Murphy’s Law says that if it can go wrong, it will go wrong, so it’s worth being proactive and creative in prepping your backups.

Dependencies On a Single Customer
It’s very tempting to get swept away chasing “the big fish”.
It’s also tempting to take a breather once you’ve caught “the big fish”.
Unfortunately, financial security does not come from one big fish; rather it comes from being situated above a lake full of big fish.

If your organisation is reliant on one customer, then that customer holds all the power.
That will reduce your ability to raise prices, increase order sizes or negotiate favourable terms (leading to the payment delays mentioned earlier).
Your business should be able to function without your top customer – either by being able to attract a replacement, or through a series of medium sized customers.
Otherwise that big fish could end up capsizing the whole boat.

Dependencies On Individual Staff Members
Do you have people on your team who are irreplaceable?
What would happen if they left?
This is a common risk amongst new enterprises – they have talented staff on their initial team, but once they leave, the business can’t find (or can’t afford) proper replacements.
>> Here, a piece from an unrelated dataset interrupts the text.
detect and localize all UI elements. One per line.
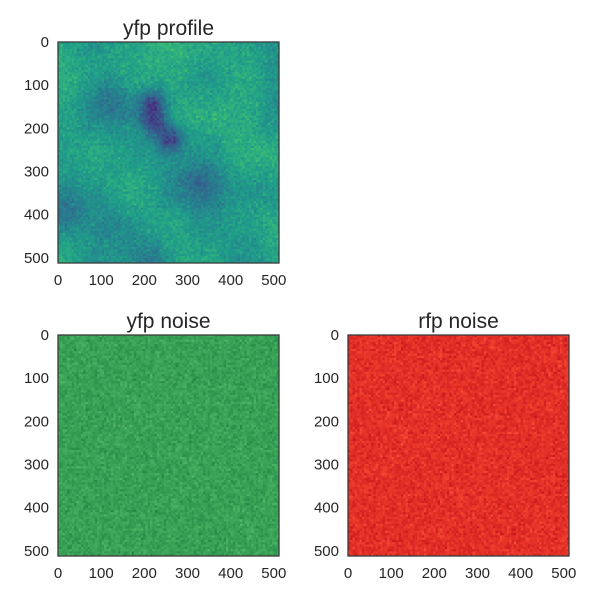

When we look at staff costs in a financial model, we’re not just looking for what salary is paid today, but rather the replacement cost for someone else doing the same role.
Being able to pay (close to) market rates is what gives you the ability to scale up your team in the future, either through organic growth or through establishing a second location.
It might also be worth redesigning your service delivery model to no longer require as much specialist staff interaction, or creating ways of training up new staff to make them more versatile across the business.

Identifying and Defending Against Sensitivities
Your business will have some elements that are “sensitive” – that is, small changes have unusually large impacts on performance.

Earlier we looked at the business selling $1 widgets that cost 90c to manufacture – highly sensitive to production costs (an increase to 95c means profits will halve).
Other businesses might be sensitive to price increases (like petrol stations or mortgage brokers), sensitive to staff departures (Tesla losing Elon Musk, Apple losing Steve Jobs), sensitive to order volumes (car dealerships, restaurants) or sensitive to quality drops (Melbourne cafes, mobile phone companies).

The important thing is that you know what your sensitivities are, so that you can proactively reinforce them.
It might be through building your customer pipeline before things become urgent, or actively recruiting for additional team members.
It might be through vigilantly monitoring production costs, or implementing a Toyota style focus on quality control.

Financial models are good for identifying these sensitivities – simply start adjusting numbers up or down, and see the impact on the bottom line.
Any area where a small adjustment creates a large swing will require your attention.